Poster art in Vienna after 1923
In 1923, the well known graphic artist, Julius Klinger wrote a book called "Poster Art in Vienna" - so let´s start to write a new chapter about Viennese posters in the 1950s and 1960s.
Regards
Matthias Bechtle (art historian in Vienna)
Heinz Traimer (1921-2002), born in Germany, was a German-Austrian graphic-designer and advertising copywriter who lived and worked in Vienna since 1956. The artist was educated in Munich at the prestigious schools “Blocherer-Schule” (Blocherer School of Applied Arts) and the “Akademie für das graphische Gewerbe – Meisterschule für Deutschlands Buchdrucker "(Academy for the graphics industry - German Master School for printing). Professor Eduard Ege and Eberhard Hoelscher, both well-known German graphic-designers, were his teacher. In the first years after his training, he came into contact with bank advertising. He also won several competitions and was employed by the well-
known agency “Südgraphik”.
Because of his girlfriend and later wife he came to Vienna and was immediately hired as studio manager at the prestigious advertising agency “Koszler”. Here he probably created the first ads for the Zentralsparkasse der Gemeinde Wien "Vienna Savings Bank” In 1956, Traimer decided to start his own business. With his wife he installed a silk screen printer studio called “Kahlenberg-Graphik”. Henceforth, Austrians saving banks group was his main customer. Until 1970 his work was characterized by fast sketches or simple surfaces and often included humorous content. Pupils and young people, the middle class and the working class were his main target group in the years until 1970. Therefore, any of his posters gave advice how to save money in a colorful and narrative way. With the growing affluence of the population, bank advertising received new motifs, which showed "lifestyle" in the poster art photography - a technique which Traimer did not really like.

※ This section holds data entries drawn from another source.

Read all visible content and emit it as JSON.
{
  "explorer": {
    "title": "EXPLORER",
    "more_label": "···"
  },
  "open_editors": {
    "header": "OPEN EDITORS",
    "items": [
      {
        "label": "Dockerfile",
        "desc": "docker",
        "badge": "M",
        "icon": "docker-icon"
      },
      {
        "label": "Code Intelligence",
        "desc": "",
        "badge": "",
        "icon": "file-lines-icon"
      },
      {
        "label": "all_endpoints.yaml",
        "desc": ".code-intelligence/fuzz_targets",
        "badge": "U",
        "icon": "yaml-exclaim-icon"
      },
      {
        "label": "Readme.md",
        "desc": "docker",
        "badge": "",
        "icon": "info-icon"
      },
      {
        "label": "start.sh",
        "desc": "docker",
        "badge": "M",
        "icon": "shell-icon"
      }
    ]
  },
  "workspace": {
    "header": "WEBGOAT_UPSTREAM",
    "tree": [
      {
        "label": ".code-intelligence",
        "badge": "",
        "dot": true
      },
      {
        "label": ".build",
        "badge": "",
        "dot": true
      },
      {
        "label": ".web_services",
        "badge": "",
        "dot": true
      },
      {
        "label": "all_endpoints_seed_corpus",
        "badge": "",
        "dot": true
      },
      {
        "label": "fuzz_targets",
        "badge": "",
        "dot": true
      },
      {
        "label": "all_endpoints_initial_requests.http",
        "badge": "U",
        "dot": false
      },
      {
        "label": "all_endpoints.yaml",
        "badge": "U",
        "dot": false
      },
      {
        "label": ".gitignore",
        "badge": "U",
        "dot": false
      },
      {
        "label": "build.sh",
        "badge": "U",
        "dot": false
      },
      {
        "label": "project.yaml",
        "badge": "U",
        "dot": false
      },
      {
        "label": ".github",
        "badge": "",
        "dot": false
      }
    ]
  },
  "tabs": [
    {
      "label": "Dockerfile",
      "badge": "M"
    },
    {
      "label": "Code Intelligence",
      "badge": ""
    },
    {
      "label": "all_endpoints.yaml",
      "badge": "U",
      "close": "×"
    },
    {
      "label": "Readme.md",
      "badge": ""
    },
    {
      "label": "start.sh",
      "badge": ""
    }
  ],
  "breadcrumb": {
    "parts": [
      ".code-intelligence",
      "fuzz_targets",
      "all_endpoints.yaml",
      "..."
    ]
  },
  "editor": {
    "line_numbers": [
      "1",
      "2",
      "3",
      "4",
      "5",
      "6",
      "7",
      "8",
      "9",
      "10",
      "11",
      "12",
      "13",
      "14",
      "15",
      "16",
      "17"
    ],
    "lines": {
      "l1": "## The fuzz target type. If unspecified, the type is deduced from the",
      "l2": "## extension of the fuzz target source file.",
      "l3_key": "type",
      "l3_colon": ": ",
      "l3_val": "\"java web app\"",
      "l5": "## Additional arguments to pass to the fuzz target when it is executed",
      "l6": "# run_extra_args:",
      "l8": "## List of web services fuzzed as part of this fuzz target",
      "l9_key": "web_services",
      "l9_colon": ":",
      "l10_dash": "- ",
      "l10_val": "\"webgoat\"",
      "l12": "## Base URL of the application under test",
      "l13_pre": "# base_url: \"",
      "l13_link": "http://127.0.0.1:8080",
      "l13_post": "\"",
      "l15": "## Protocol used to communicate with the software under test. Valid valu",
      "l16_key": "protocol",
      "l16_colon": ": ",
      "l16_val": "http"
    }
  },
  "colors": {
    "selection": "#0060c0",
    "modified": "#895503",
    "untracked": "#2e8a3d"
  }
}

Traimers graphics appeared as posters, in newspapers, magazines, on slides at the cinema, public buildings, on buses and trams. He also developed TV and radio advertising. So it was impossible not to take notice of his works in the years between1955 and 1980.
Further customers were the Automobile Club „ARBÖ“,the electronics company „Kapsch“, the City of Vienna and numerous other businesses and private customers. When Traimer died in 2002, he left an estate with nearly 2.500 objects including 300 posters. Moreover posters by Traimer can be found in the collections of various museums or collections like the “Erste-Stiftung – Archiv” (Archive of the Erste Foundation), the "Wienmuseum" (Historical Museum of Vienna), the "Wienbibliothek" (Vienna Library), the “Museum für angewandte Kunst – MAK Museum of Applied Arts), the “Österreichische-Nationalbibliothek (ÖNB)” (Austrian National Library) and the "Strassenbahn-Museum" (Tram museum).
Text from diploma thesis about Heinz Traimer at the University of Vienna.